Molecular mechanism of force generation in biological systems. Molecular nanomotors

 

All life systems from bacteria to humans are able to convert chemical energy into mechanical work and produce the directed movement. The elucidation of mechanisms of energy transduction by biological molecules would help to understand the physical principles of life. The skeletal muscle is an example of efficient, highly organized biological engine. Muscle contraction occurs in result of relative sliding of two (thick and thin) filament systems composed mainly by two proteins – myosin and actin. The energy for contraction is derived from small organic molecule ATP. However, the mechanism of coupling of ATP hydrolysis with force production is still obscure. My research is focused on the study of interactions of myosin with actin and ATP by various physical and biochemical methods.

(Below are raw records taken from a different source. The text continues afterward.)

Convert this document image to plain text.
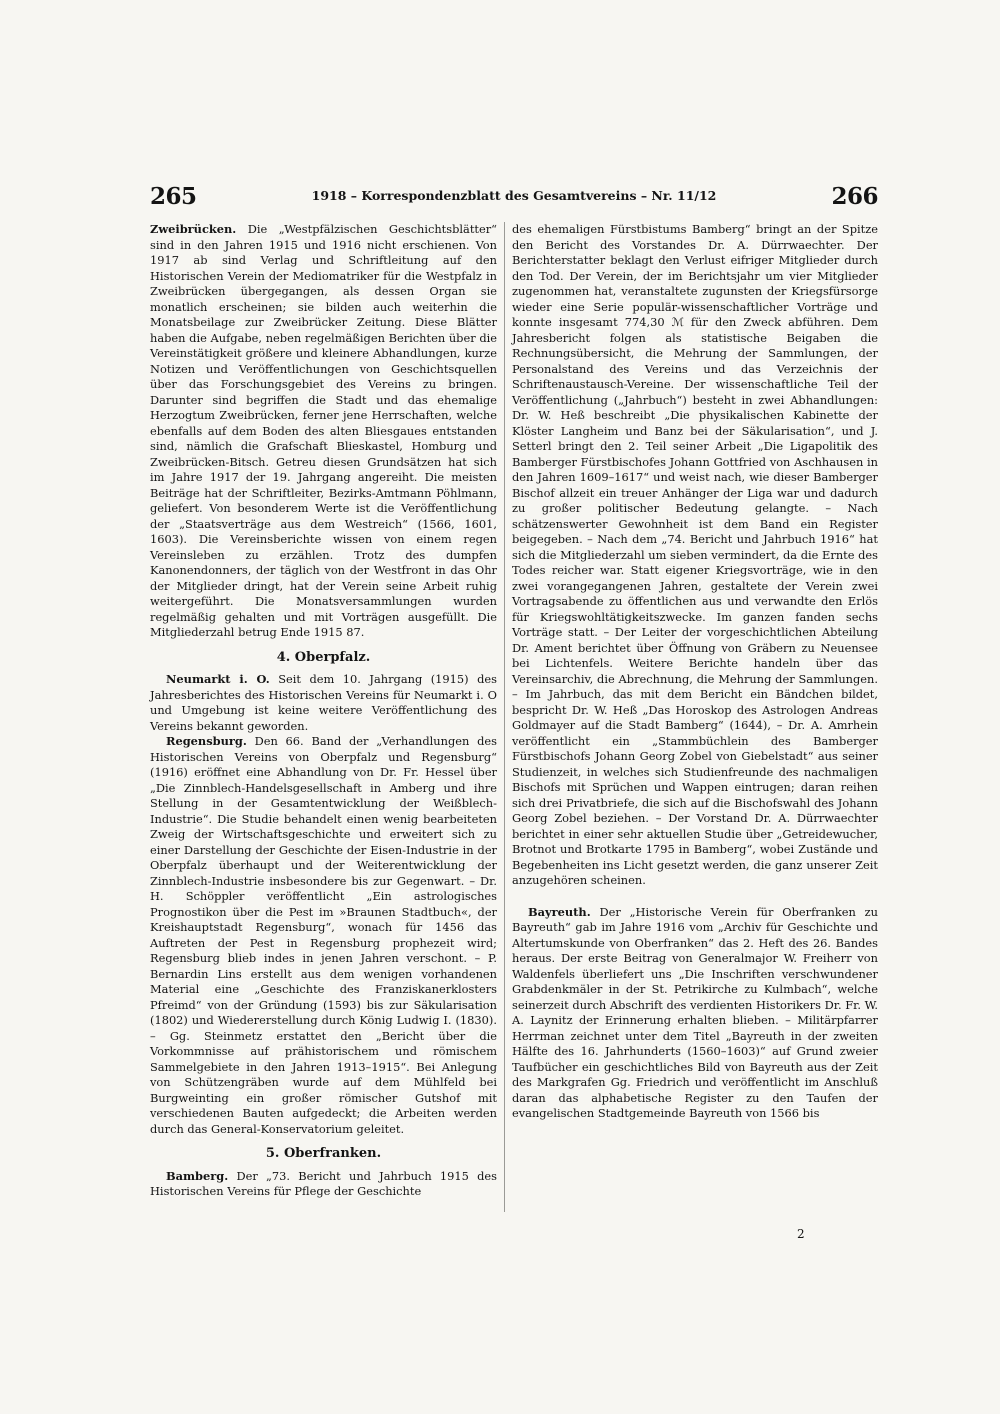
265	1918 – Korrespondenzblatt des Gesamtvereins – Nr. 11/12	266

Zweibrücken. Die „Westpfälzischen Geschichtsblätter“ sind in den Jahren 1915 und 1916 nicht erschienen. Von 1917 ab sind Verlag und Schriftleitung auf den Historischen Verein der Mediomatriker für die Westpfalz in Zweibrücken übergegangen, als dessen Organ sie monatlich erscheinen; sie bilden auch weiterhin die Monatsbeilage zur Zweibrücker Zeitung. Diese Blätter haben die Aufgabe, neben regelmäßigen Berichten über die Vereinstätigkeit größere und kleinere Abhandlungen, kurze Notizen und Veröffentlichungen von Geschichtsquellen über das Forschungsgebiet des Vereins zu bringen. Darunter sind begriffen die Stadt und das ehemalige Herzogtum Zweibrücken, ferner jene Herrschaften, welche ebenfalls auf dem Boden des alten Bliesgaues entstanden sind, nämlich die Grafschaft Blieskastel, Homburg und Zweibrücken-Bitsch. Getreu diesen Grundsätzen hat sich im Jahre 1917 der 19. Jahrgang angereiht. Die meisten Beiträge hat der Schriftleiter, Bezirks-Amtmann Pöhlmann, geliefert. Von besonderem Werte ist die Veröffentlichung der „Staatsverträge aus dem Westreich“ (1566, 1601, 1603). Die Vereinsberichte wissen von einem regen Vereinsleben zu erzählen. Trotz des dumpfen Kanonendonners, der täglich von der Westfront in das Ohr der Mitglieder dringt, hat der Verein seine Arbeit ruhig weitergeführt. Die Monatsversammlungen wurden regelmäßig gehalten und mit Vorträgen ausgefüllt. Die Mitgliederzahl betrug Ende 1915 87.

4. Oberpfalz.

Neumarkt i. O. Seit dem 10. Jahrgang (1915) des Jahresberichtes des Historischen Vereins für Neumarkt i. O und Umgebung ist keine weitere Veröffentlichung des Vereins bekannt geworden.

Regensburg. Den 66. Band der „Verhandlungen des Historischen Vereins von Oberpfalz und Regensburg“ (1916) eröffnet eine Abhandlung von Dr. Fr. Hessel über „Die Zinnblech-Handelsgesellschaft in Amberg und ihre Stellung in der Gesamtentwicklung der Weißblech-Industrie“. Die Studie behandelt einen wenig bearbeiteten Zweig der Wirtschaftsgeschichte und erweitert sich zu einer Darstellung der Geschichte der Eisen-Industrie in der Oberpfalz überhaupt und der Weiterentwicklung der Zinnblech-Industrie insbesondere bis zur Gegenwart. – Dr. H. Schöppler veröffentlicht „Ein astrologisches Prognostikon über die Pest im »Braunen Stadtbuch«, der Kreishauptstadt Regensburg“, wonach für 1456 das Auftreten der Pest in Regensburg prophezeit wird; Regensburg blieb indes in jenen Jahren verschont. – P. Bernardin Lins erstellt aus dem wenigen vorhandenen Material eine „Geschichte des Franziskanerklosters Pfreimd“ von der Gründung (1593) bis zur Säkularisation (1802) und Wiedererstellung durch König Ludwig I. (1830). – Gg. Steinmetz erstattet den „Bericht über die Vorkommnisse auf prähistorischem und römischem Sammelgebiete in den Jahren 1913–1915“. Bei Anlegung von Schützengräben wurde auf dem Mühlfeld bei Burgweinting ein großer römischer Gutshof mit verschiedenen Bauten aufgedeckt; die Arbeiten werden durch das General-Konservatorium geleitet.

5. Oberfranken.

Bamberg. Der „73. Bericht und Jahrbuch 1915 des Historischen Vereins für Pflege der Geschichte

des ehemaligen Fürstbistums Bamberg“ bringt an der Spitze den Bericht des Vorstandes Dr. A. Dürrwaechter. Der Berichterstatter beklagt den Verlust eifriger Mitglieder durch den Tod. Der Verein, der im Berichtsjahr um vier Mitglieder zugenommen hat, veranstaltete zugunsten der Kriegsfürsorge wieder eine Serie populär-wissenschaftlicher Vorträge und konnte insgesamt 774,30 ℳ für den Zweck abführen. Dem Jahresbericht folgen als statistische Beigaben die Rechnungsübersicht, die Mehrung der Sammlungen, der Personalstand des Vereins und das Verzeichnis der Schriftenaustausch-Vereine. Der wissenschaftliche Teil der Veröffentlichung („Jahrbuch“) besteht in zwei Abhandlungen: Dr. W. Heß beschreibt „Die physikalischen Kabinette der Klöster Langheim und Banz bei der Säkularisation“, und J. Setterl bringt den 2. Teil seiner Arbeit „Die Ligapolitik des Bamberger Fürstbischofes Johann Gottfried von Aschhausen in den Jahren 1609–1617“ und weist nach, wie dieser Bamberger Bischof allzeit ein treuer Anhänger der Liga war und dadurch zu großer politischer Bedeutung gelangte. – Nach schätzenswerter Gewohnheit ist dem Band ein Register beigegeben. – Nach dem „74. Bericht und Jahrbuch 1916“ hat sich die Mitgliederzahl um sieben vermindert, da die Ernte des Todes reicher war. Statt eigener Kriegsvorträge, wie in den zwei vorangegangenen Jahren, gestaltete der Verein zwei Vortragsabende zu öffentlichen aus und verwandte den Erlös für Kriegswohltätigkeitszwecke. Im ganzen fanden sechs Vorträge statt. – Der Leiter der vorgeschichtlichen Abteilung Dr. Ament berichtet über Öffnung von Gräbern zu Neuensee bei Lichtenfels. Weitere Berichte handeln über das Vereinsarchiv, die Abrechnung, die Mehrung der Sammlungen. – Im Jahrbuch, das mit dem Bericht ein Bändchen bildet, bespricht Dr. W. Heß „Das Horoskop des Astrologen Andreas Goldmayer auf die Stadt Bamberg“ (1644), – Dr. A. Amrhein veröffentlicht ein „Stammbüchlein des Bamberger Fürstbischofs Johann Georg Zobel von Giebelstadt“ aus seiner Studienzeit, in welches sich Studienfreunde des nachmaligen Bischofs mit Sprüchen und Wappen eintrugen; daran reihen sich drei Privatbriefe, die sich auf die Bischofswahl des Johann Georg Zobel beziehen. – Der Vorstand Dr. A. Dürrwaechter berichtet in einer sehr aktuellen Studie über „Getreidewucher, Brotnot und Brotkarte 1795 in Bamberg“, wobei Zustände und Begebenheiten ins Licht gesetzt werden, die ganz unserer Zeit anzugehören scheinen.

Bayreuth. Der „Historische Verein für Oberfranken zu Bayreuth“ gab im Jahre 1916 vom „Archiv für Geschichte und Altertumskunde von Oberfranken“ das 2. Heft des 26. Bandes heraus. Der erste Beitrag von Generalmajor W. Freiherr von Waldenfels überliefert uns „Die Inschriften verschwundener Grabdenkmäler in der St. Petrikirche zu Kulmbach“, welche seinerzeit durch Abschrift des verdienten Historikers Dr. Fr. W. A. Laynitz der Erinnerung erhalten blieben. – Militärpfarrer Herrman zeichnet unter dem Titel „Bayreuth in der zweiten Hälfte des 16. Jahrhunderts (1560–1603)“ auf Grund zweier Taufbücher ein geschichtliches Bild von Bayreuth aus der Zeit des Markgrafen Gg. Friedrich und veröffentlicht im Anschluß daran das alphabetische Register zu den Taufen der evangelischen Stadtgemeinde Bayreuth von 1566 bis

2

The main findings of my work are: ATP induced unbending of myosin molecule; the binding of myosin to actin filament occurred in multiple steps and might be presented as rolling of myosin head along the actin filament. We performed a computational docking of myosin with F-actin and found two bound states with a minimal potential energy: one corresponding of the interaction of myosin with two actins and the second – with three actins. The obtained results provide a molecular basis for the rolling model originally proposed by A. Huxley and R. Simmons in 1971. Ordered formation of acto-myosin interface might generate force and directed movement. I plan to continue fluorescence spectroscopy and stopped flow cross-linking studies of dynamics of protein-protein interface.